The second issue is the one concerns me the most. This is because running these tests is not just a matter of waiting for them to finish but rather knowing how to setup the environment such that they will work at all. Normally these tests are off loaded to a QA or test team. This means that you have moved the verification of the design to a team outside of your control. This strikes me as sub-optimal because is lengthens the time between defect introduction and detection. Unfortunately, I do not have a good solution for this problem. In most environments it is more acceptable to have a QA team run these sorts of tests than to have the developers spend a lot of time setting up and maintaining multiple independent environments for tests purposes.
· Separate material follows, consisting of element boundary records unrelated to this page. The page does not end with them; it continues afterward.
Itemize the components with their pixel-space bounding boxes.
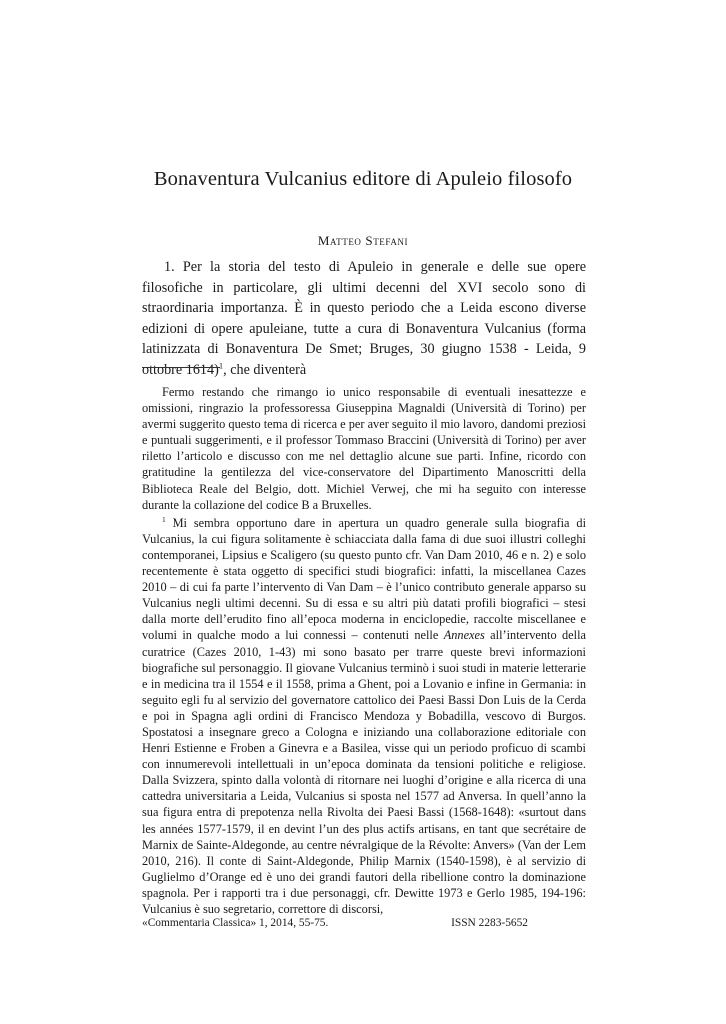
footnote-marker: 1 <box>162 514 166 524</box>
main-body <box>142 257 586 381</box>
footnote-separator <box>142 367 220 368</box>
footnote-1 <box>142 515 586 917</box>
footnote-1-italic: Annexes <box>443 628 485 643</box>
footnote-1-text-b: all’intervento della curatrice (Cazes 2010, 1-43) mi sono basato per trarre queste brevi informazioni biografiche sul personaggio. Il giovane Vulcanius terminò i suoi studi in materie letterarie e in medicina tra il 1554 e il 1558, prima a Ghent, poi a Lovanio e infine in Germania: in seguito egli fu al servizio del governatore cattolico dei Paesi Bassi Don Luis de la Cerda e poi in Spagna agli ordini di Francisco Mendoza y Bobadilla, vescovo di Burgos. Spostatosi a insegnare greco a Cologna e iniziando una collaborazione editoriale con Henri Estienne e Froben a Ginevra e a Basilea, visse qui un periodo proficuo di scambi con innumerevoli intellettuali in un’epoca dominata da tensioni politiche e religiose. Dalla Svizzera, spinto dalla volontà di ritornare nei luoghi d’origine e alla ricerca di una cattedra universitaria a Leida, Vulcanius si sposta nel 1577 ad Anversa. In quell’anno la sua figura entra di prepotenza nella Rivolta dei Paesi Bassi (1568-1648): «surtout dans les années 1577-1579, il en devint l’un des plus actifs artisans, en tant que secrétaire de Marnix de Sainte-Aldegonde, au centre névralgique de la Révolte: Anvers» (Van der Lem 2010, 216). Il conte di Saint-Aldegonde, Philip Marnix (1540-1598), è al servizio di Guglielmo d’Orange ed è uno dei grandi fautori della ribellione contro la dominazione spagnola. Per i rapporti tra i due personaggi, cfr. Dewitte 1973 e Gerlo 1985, 194-196: Vulcanius è suo segretario, correttore di discorsi, <box>142 628 586 916</box>
footnotes <box>142 384 586 919</box>
article-title: Bonaventura Vulcanius editore di Apuleio filosofo <box>153 168 573 190</box>
footnote-reference[interactable]: 1 <box>218 360 224 371</box>
article-author: Matteo Stefani <box>317 233 409 248</box>
footnote-acknowledgement: Fermo restando che rimango io unico responsabile di eventuali inesattezze e omissioni, ringrazio la professoressa Giuseppina Magnaldi (Università di Torino) per avermi suggerito questo tema di ricerca e per aver seguito il mio lavoro, dandomi preziosi e puntuali suggerimenti, e il professor Tommaso Braccini (Università di Torino) per aver riletto l’articolo e discusso con me nel dettaglio alcune sue parti. Infine, ricordo con gratitudine la gentilezza del vice-conservatore del Dipartimento Manoscritti della Biblioteca Reale del Belgio, dott. Michiel Verwej, che mi ha seguito con interesse durante la collazione del codice B a Bruxelles. <box>142 385 586 512</box>
body-paragraph-lead: 1. Per la storia del testo di Apuleio in generale e delle sue opere filosofiche in particolare, gli ultimi decenni del XVI secolo sono di straordinaria importanza. È in questo periodo che a Leida escono diverse edizioni di opere apuleiane, tutte a cura di Bonaventura Vulcanius (forma latinizzata di Bonaventura De Smet; Bruges, 30 giugno 1538 - Leida, 9 ottobre 1614) <box>142 259 586 378</box>
body-paragraph-tail: , che diventerà <box>223 361 307 378</box>
footnote-1-text-a: Mi sembra opportuno dare in apertura un quadro generale sulla biografia di Vulcanius, la cui figura solitamente è schiacciata dalla fama di due suoi illustri colleghi contemporanei, Lipsius e Scaligero (su questo punto cfr. Van Dam 2010, 46 e n. 2) e solo recentemente è stata oggetto di specifici studi biografici: infatti, la miscellanea Cazes 2010 – di cui fa parte l’intervento di Van Dam – è l’unico contributo generale apparso su Vulcanius negli ultimi decenni. Su di essa e su altri più datati profili biografici – stesi dalla morte dell’erudito fino all’epoca moderna in enciclopedie, raccolte miscellanee e volumi in qualche modo a lui connessi – contenuti nelle <box>142 515 586 643</box>
issn-number: ISSN 2283-5652 <box>451 917 528 929</box>
body-paragraph <box>142 257 586 381</box>
page-footer <box>142 917 586 929</box>
journal-citation: «Commentaria Classica» 1, 2014, 55-75. <box>142 917 329 929</box>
Joel points out that in some situations VMware may be a good solutions to this problem.

For me, the difference between a unit test and a functional test has nothing to do with what is tested, but rather when the test is run. If it is primarily run as part of coding it is a unit test. If it is primarily run outside of the coding process it is a functional test. The sooner you can find a flaw in the design the better so it is better to do as much testing as possible as part of coding, so I think all levels of software should be tested in unit tests. There should be fixtures that test individual classes, the interactions of classes in individual packages and the interactions of classes across packages. These fixture should do what ever is necessary to support the tests, including writing to the file system or network. All of those tests go into the main test suite unless one of the following is demonstrably true.

  • It is not feasible to setup the appropriate environment programmatically
  • The test would take an unreasonable amount of time to execute

Those two criteria are a bit vague, and intentionally so. I think that every project has to decide for itself what feasible and reasonable. I can say that for the projects on which I have worked, the execution time of the tests has been completely immaterial, with the exception of load tests.